Todo mundo ficou bestão quando Bento XVI disse que iria
renunciar, e não faltaram os indignados querendo satisfações e cuspindo
veredictos: que era um despautério não chegar ao fim natural do papado, que o
papa anterior estava bem mais doente e não recaiu na covardia, que isso e
aquiloutro pouco abonadores para o pontífice. Aos críticos não solicitados,
sugiro que vão plantar abobrinha transgênica no sótão. É muita – ah! mas é
muita – petulância um qualquer de nós, do alto de nosso cotidiano tão apenas
nosso, de nossa agenda tão pouco repleta de compromissos papais, de nossa tão
grande não-responsabilidade sobre a chefia de uma religião universal, erguer o
dedo mindinho para fazer um milésimo de cobrança a respeito da decisão. Tem
graça. É coisa que, sejam lá quais forem os motivos (e hão de ser parrudos),
cabe exclusivamente ao agora papa emérito, que vive e viveu suas agruras de
modo intransferível. Isso passou; ficou foi o exemplo que, esse sim, é da conta
de todos. Ficou o recado de que às vezes é mesmo necessário ignorar a falta de
precedentes nos últimos 600 anos, e ser o primeiro do grupo a confessar que não
dá mais, que está doendo. Às vezes não dá para fugir ao fato de que permanecer
não é sempre útil – não quando breca alternativas possivelmente melhores. Às
vezes é preciso inovar com a humildade revolucionaríssima de não nos
reconhecermos como solução.
Porque fomos gerados e paridos e amamentados com a mania de
que somos a solução. E normalmente somos parte dela: acredito com força na eficiência
de cada qual pegar sua rédea e realizar tudão que lhe compete, sem terceirizar
culpas e deveres. Mas sabe aquela oração do AA – “coragem para mudar as coisas
que posso, serenidade para aceitar as que não posso e sabedoria para distinguir
umas das outras”? pois é. Existem umas e outras. Existe o roer a corda por
medinho e existe o “eu paro aqui, você continua” de quem se sabe pesado demais
para uma estrada de levezas. Existe o amarelar por preguiça e existe o engolir
em seco o próprio orgulho de quem se percebe incompatível com a política da
firma. Existe o “that’s all, folks” do casal que se desfaz porque um gosta de jabuticaba
e o outro de graviola, e existe o marido ou esposa que abre mão do casamento
sangrando porque o cônjuge é abusivo com os filhos. Existem o chutar o balde e
o abdicar de honra; o whatever e o adeus às armas; o dar de ombros e a escolha
de Sofia. Há um virar de costas temperado no “dane-se” e outro, na extrema
consciência do “livro-te”.
E haja peito para estrangular o mero continuar que não é
virtude. Para vestir o sair que também é, volta e meia, o generoso, o lúcido, o
autoanalista dos atos. Sair como a verdadeira mãe do menino “ameaçado” de ser
partido ao meio por Salomão; sair como o professor que entra em depressão e se
reconhece impotente para guiar a turma; sair como o cientista que, viralmente
contaminado por gripe nova e faminta, se bota de quarentena até a morte.
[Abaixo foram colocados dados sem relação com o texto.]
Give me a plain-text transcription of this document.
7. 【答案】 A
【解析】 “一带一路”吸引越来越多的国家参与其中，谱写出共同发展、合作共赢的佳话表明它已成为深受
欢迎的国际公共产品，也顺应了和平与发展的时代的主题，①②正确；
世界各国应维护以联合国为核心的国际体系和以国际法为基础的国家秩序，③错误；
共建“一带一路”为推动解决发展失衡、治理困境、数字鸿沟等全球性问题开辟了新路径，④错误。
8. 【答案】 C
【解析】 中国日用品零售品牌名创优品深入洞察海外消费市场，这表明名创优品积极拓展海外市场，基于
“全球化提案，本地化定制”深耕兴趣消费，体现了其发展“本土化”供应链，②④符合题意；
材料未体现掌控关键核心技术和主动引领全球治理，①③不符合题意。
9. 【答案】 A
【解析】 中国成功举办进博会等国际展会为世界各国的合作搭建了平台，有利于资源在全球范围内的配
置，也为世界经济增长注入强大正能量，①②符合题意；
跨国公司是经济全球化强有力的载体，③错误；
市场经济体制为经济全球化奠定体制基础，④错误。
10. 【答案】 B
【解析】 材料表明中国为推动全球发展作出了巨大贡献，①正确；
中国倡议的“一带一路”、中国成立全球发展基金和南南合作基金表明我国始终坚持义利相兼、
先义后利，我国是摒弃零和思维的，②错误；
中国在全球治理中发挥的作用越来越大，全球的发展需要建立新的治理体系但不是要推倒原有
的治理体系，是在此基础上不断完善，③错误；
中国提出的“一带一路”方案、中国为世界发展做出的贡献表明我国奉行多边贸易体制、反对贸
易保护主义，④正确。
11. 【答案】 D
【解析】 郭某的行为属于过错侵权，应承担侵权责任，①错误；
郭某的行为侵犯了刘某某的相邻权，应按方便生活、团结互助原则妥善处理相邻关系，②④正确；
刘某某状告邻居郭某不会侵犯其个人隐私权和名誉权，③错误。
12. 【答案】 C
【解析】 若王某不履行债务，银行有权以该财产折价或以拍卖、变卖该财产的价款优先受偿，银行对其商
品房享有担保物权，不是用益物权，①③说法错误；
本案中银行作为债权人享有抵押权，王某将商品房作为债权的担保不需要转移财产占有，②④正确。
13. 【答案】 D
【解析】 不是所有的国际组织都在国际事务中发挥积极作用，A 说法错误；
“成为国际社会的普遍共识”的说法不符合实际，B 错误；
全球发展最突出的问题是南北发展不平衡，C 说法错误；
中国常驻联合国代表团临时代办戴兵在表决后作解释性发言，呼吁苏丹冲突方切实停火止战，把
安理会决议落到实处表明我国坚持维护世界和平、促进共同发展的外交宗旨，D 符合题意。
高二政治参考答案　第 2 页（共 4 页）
Sair
como o pai que desiste de guerrear pela guarda do filho quando a diretora pilha
o moleque chorando na escola. Sair como o general que ordena retirada
estratégica quando vê a fome civil pilhando o mercado. Sair como o advogado que
admite conflito de interesses, como o psicólogo que se adivinha inadequado para
um nó tamanho, como o amante que percebe na amada o antigo amor irresolvido,
como a miss que percebe na coroa a forca da beleza compulsória.
Só da vida é que não. Só da vida é que nunca. Na vida é que só se entra, às vezes, depois que se sai da história.